TUZZOLINO v. TUZZOLINO, 2017 NY Slip Op 8991 - NY: Appellate Div., 4th Dept. 2017:
"We agree with plaintiff that the agreements are unfair and unconscionable and should be set aside. Separation agreements are subject to closer judicial scrutiny than other contracts because of the fiduciary relationship between spouses (see Christian v Christian, 42 NY2d 63, 72 [1977]; Gibson v Gibson, 284 AD2d 908, 909 [4th Dept 2001]). A separation agreement should be set aside as unconscionable where it is "such as no person in his or her senses and not under delusion would make on the one hand, and as no honest and fair person would accept on the other . . ., the inequality being so strong and manifest as to shock the conscience and confound the judgment of any person of common sense" (Christian, 42 NY2d at 71 [internal quotation marks and brackets omitted]; see Dawes v Dawes, 110 AD3d 1450, 1451 [4th Dept 2013]; Skotnicki v Skotnicki, 237 AD2d 974, 975 [4th Dept 1997]). We note that the unconscionability or inequality of a separation agreement may be the result of overreaching by one party to the detriment of another (see Tchorzewski v Tchorzewski, 278 AD2d 869, 870 [4th Dept 2000]).

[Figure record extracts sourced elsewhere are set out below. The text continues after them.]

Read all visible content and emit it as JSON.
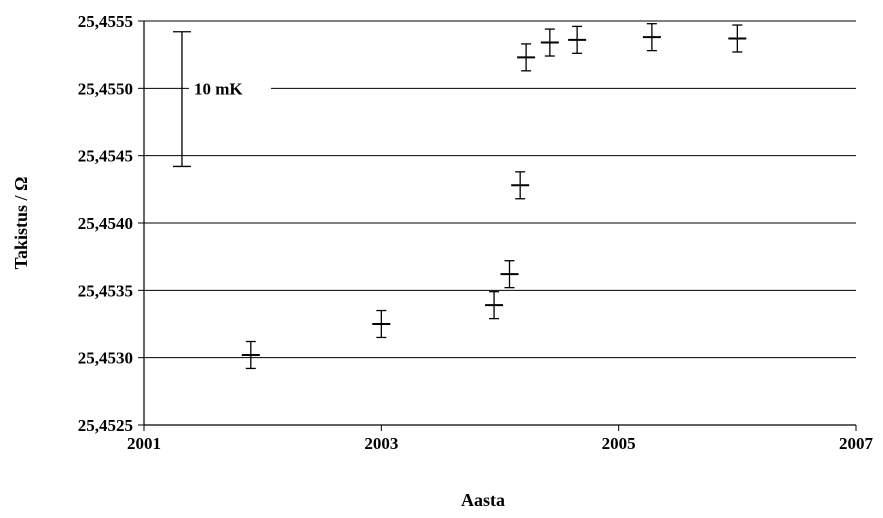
{
  "chart_data": {
    "type": "scatter",
    "xlabel": "Aasta",
    "ylabel": "Takistus / Ω",
    "xlim": [
      2001,
      2007
    ],
    "ylim": [
      25.4525,
      25.4555
    ],
    "x_ticks": [
      2001,
      2003,
      2005,
      2007
    ],
    "x_tick_labels": [
      "2001",
      "2003",
      "2005",
      "2007"
    ],
    "y_ticks": [
      25.4525,
      25.453,
      25.4535,
      25.454,
      25.4545,
      25.455,
      25.4555
    ],
    "y_tick_labels": [
      "25,4525",
      "25,4530",
      "25,4535",
      "25,4540",
      "25,4545",
      "25,4550",
      "25,4555"
    ],
    "grid": "horizontal",
    "series": [
      {
        "points": [
          {
            "x": 2001.9,
            "y": 25.45302,
            "err": 0.0001
          },
          {
            "x": 2003.0,
            "y": 25.45325,
            "err": 0.0001
          },
          {
            "x": 2003.95,
            "y": 25.45339,
            "err": 0.0001
          },
          {
            "x": 2004.08,
            "y": 25.45362,
            "err": 0.0001
          },
          {
            "x": 2004.17,
            "y": 25.45428,
            "err": 0.0001
          },
          {
            "x": 2004.22,
            "y": 25.45523,
            "err": 0.0001
          },
          {
            "x": 2004.42,
            "y": 25.45534,
            "err": 0.0001
          },
          {
            "x": 2004.65,
            "y": 25.45536,
            "err": 0.0001
          },
          {
            "x": 2005.28,
            "y": 25.45538,
            "err": 0.0001
          },
          {
            "x": 2006.0,
            "y": 25.45537,
            "err": 0.0001
          }
        ]
      }
    ],
    "scale_bar": {
      "label": "10 mK",
      "x": 2001.32,
      "y_low": 25.45442,
      "y_high": 25.45542
    }
  }
}
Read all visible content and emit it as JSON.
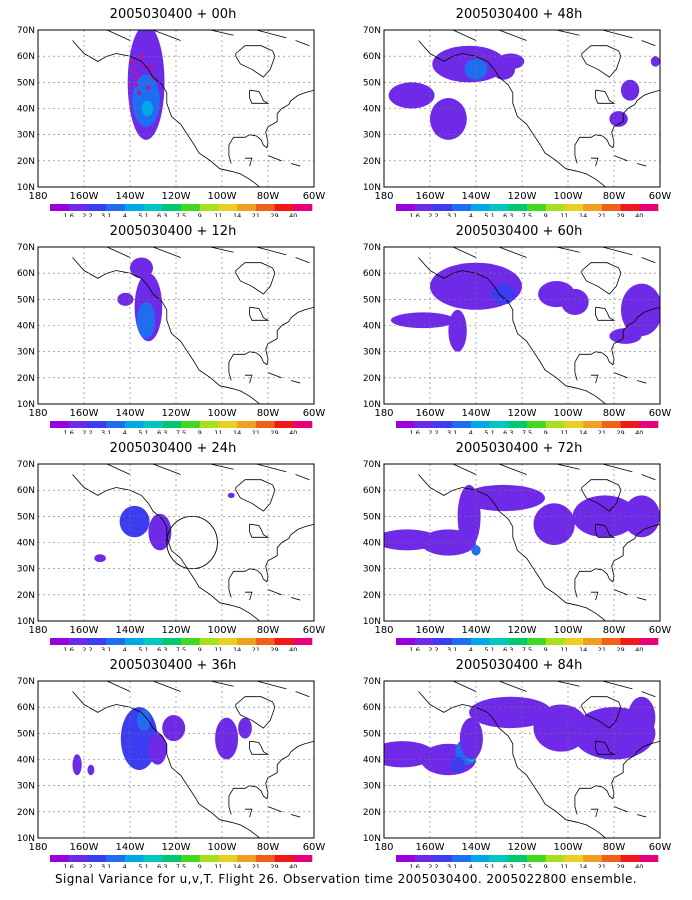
{
  "caption": "Signal Variance for u,v,T. Flight 26. Observation time 2005030400. 2005022800 ensemble.",
  "lat_labels": [
    "70N",
    "60N",
    "50N",
    "40N",
    "30N",
    "20N",
    "10N"
  ],
  "lon_labels": [
    "180",
    "160W",
    "140W",
    "120W",
    "100W",
    "80W",
    "60W"
  ],
  "colorbar": {
    "labels": [
      "1.6",
      "2.2",
      "3.1",
      "4",
      "5.1",
      "6.3",
      "7.5",
      "9",
      "11",
      "14",
      "21",
      "29",
      "40"
    ],
    "colors": [
      "#9a00dc",
      "#6f2ae8",
      "#3c3cf0",
      "#1f6ef0",
      "#00a8e8",
      "#00c8c0",
      "#00c870",
      "#40d820",
      "#a8e020",
      "#e8d020",
      "#f0a020",
      "#f06018",
      "#f01818",
      "#e8007a"
    ]
  },
  "frames": [
    {
      "title": "2005030400 + 00h",
      "col": 0,
      "row": 0,
      "blobs": [
        [
          -133,
          50,
          8,
          22,
          1
        ],
        [
          -133,
          43,
          6,
          10,
          3
        ],
        [
          -132.5,
          40,
          2.5,
          3,
          4
        ]
      ],
      "dots": true,
      "circle": null
    },
    {
      "title": "2005030400 + 12h",
      "col": 0,
      "row": 1,
      "blobs": [
        [
          -135,
          62,
          5,
          4,
          1
        ],
        [
          -142,
          50,
          3.5,
          2.5,
          1
        ],
        [
          -132,
          47,
          6,
          13,
          1
        ],
        [
          -133,
          42,
          4,
          7,
          3
        ]
      ],
      "dots": false,
      "circle": null
    },
    {
      "title": "2005030400 + 24h",
      "col": 0,
      "row": 2,
      "blobs": [
        [
          -138,
          48,
          6.5,
          6,
          2
        ],
        [
          -127,
          44,
          5,
          7,
          1
        ],
        [
          -96,
          58,
          1.5,
          1,
          1
        ],
        [
          -153,
          34,
          2.5,
          1.5,
          1
        ]
      ],
      "dots": false,
      "circle": [
        -113,
        40,
        11,
        10
      ]
    },
    {
      "title": "2005030400 + 36h",
      "col": 0,
      "row": 3,
      "blobs": [
        [
          -136,
          48,
          8,
          12,
          2
        ],
        [
          -134,
          55,
          3,
          4,
          3
        ],
        [
          -128,
          44,
          4,
          6,
          1
        ],
        [
          -98,
          48,
          5,
          8,
          1
        ],
        [
          -90,
          52,
          3,
          4,
          1
        ],
        [
          -157,
          36,
          1.5,
          2,
          1
        ],
        [
          -163,
          38,
          2,
          4,
          1
        ],
        [
          -121,
          52,
          5,
          5,
          1
        ]
      ],
      "dots": false,
      "circle": null
    },
    {
      "title": "2005030400 + 48h",
      "col": 1,
      "row": 0,
      "blobs": [
        [
          -143,
          57,
          16,
          7,
          1
        ],
        [
          -140,
          55,
          5,
          4,
          3
        ],
        [
          -128,
          55,
          5,
          4,
          1
        ],
        [
          -168,
          45,
          10,
          5,
          1
        ],
        [
          -152,
          36,
          8,
          8,
          1
        ],
        [
          -125,
          58,
          6,
          3,
          1
        ],
        [
          -73,
          47,
          4,
          4,
          1
        ],
        [
          -78,
          36,
          4,
          3,
          1
        ],
        [
          -62,
          58,
          2,
          2,
          1
        ]
      ],
      "dots": false,
      "circle": null
    },
    {
      "title": "2005030400 + 60h",
      "col": 1,
      "row": 1,
      "blobs": [
        [
          -140,
          55,
          20,
          9,
          1
        ],
        [
          -128,
          52,
          5,
          4,
          2
        ],
        [
          -148,
          38,
          4,
          8,
          1
        ],
        [
          -163,
          42,
          14,
          3,
          1
        ],
        [
          -105,
          52,
          8,
          5,
          1
        ],
        [
          -97,
          49,
          6,
          5,
          1
        ],
        [
          -75,
          36,
          7,
          3,
          1
        ],
        [
          -68,
          46,
          9,
          10,
          1
        ]
      ],
      "dots": false,
      "circle": null
    },
    {
      "title": "2005030400 + 72h",
      "col": 1,
      "row": 2,
      "blobs": [
        [
          -170,
          41,
          14,
          4,
          1
        ],
        [
          -152,
          40,
          12,
          5,
          1
        ],
        [
          -143,
          50,
          5,
          12,
          1
        ],
        [
          -128,
          57,
          18,
          5,
          1
        ],
        [
          -106,
          47,
          9,
          8,
          1
        ],
        [
          -84,
          50,
          14,
          8,
          1
        ],
        [
          -68,
          50,
          8,
          8,
          1
        ],
        [
          -140,
          37,
          2,
          2,
          3
        ],
        [
          -135,
          58,
          4,
          2,
          1
        ]
      ],
      "dots": false,
      "circle": null
    },
    {
      "title": "2005030400 + 84h",
      "col": 1,
      "row": 3,
      "blobs": [
        [
          -172,
          42,
          14,
          5,
          1
        ],
        [
          -152,
          40,
          12,
          6,
          1
        ],
        [
          -144,
          43,
          5,
          5,
          3
        ],
        [
          -142,
          41,
          2,
          2,
          4
        ],
        [
          -142,
          48,
          5,
          8,
          1
        ],
        [
          -125,
          58,
          18,
          6,
          1
        ],
        [
          -103,
          52,
          12,
          9,
          1
        ],
        [
          -80,
          50,
          18,
          10,
          1
        ],
        [
          -68,
          56,
          6,
          8,
          1
        ],
        [
          -148,
          38,
          3,
          3,
          2
        ]
      ],
      "dots": false,
      "circle": null
    }
  ]
}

Here, at the time the parties entered into the agreements, defendant wife was represented by counsel but plaintiff was not, which, while not dispositive, is a significant factor for us to consider (see Gibson, 284 AD2d at 909; Tchorzewski, 278 AD2d at 870; Skotnicki, 237 AD2d at 975). Another factor to consider is that the agreements did not make a full disclosure of the finances of the parties (see Tchorzewski, 278 AD2d at 870-871). In particular, defendant, who had a master's degree in business administration and was a professor at a SUNY college, would receive two pensions upon retirement, neither of which was valued. The separation agreement did not provide for any maintenance for plaintiff despite the gross disparity in incomes and the length of the marriage and, while the modification agreement provided maintenance for plaintiff, it also required plaintiff to transfer his interest in the marital residence to defendant. In opposition to the motion, defendant averred that the parties "wanted an agreement whereby [plaintiff] would keep his income and retirement assets and I would keep mine." As shown by their statements of net worth, which were prepared after the agreements were executed, plaintiff's assets totaled approximately $77,000 whereas defendant's assets, which included the marital residence, totaled approximately $740,000. Based on our consideration of all the factors, we conclude that the agreements here are unconscionable and were the product of overreaching by defendant and thus should be set aside (see Dawes, 110 AD3d at 1451; Gibson, 284 AD2d at 909; Tchorzewski, 278 AD2d at 871). We therefore reverse the judgment in appeal No. 1 insofar as appealed from, grant the motion, vacate the second and third decretal paragraphs, and we remit the matter to Supreme Court to determine the issues of equitable distribution and maintenance."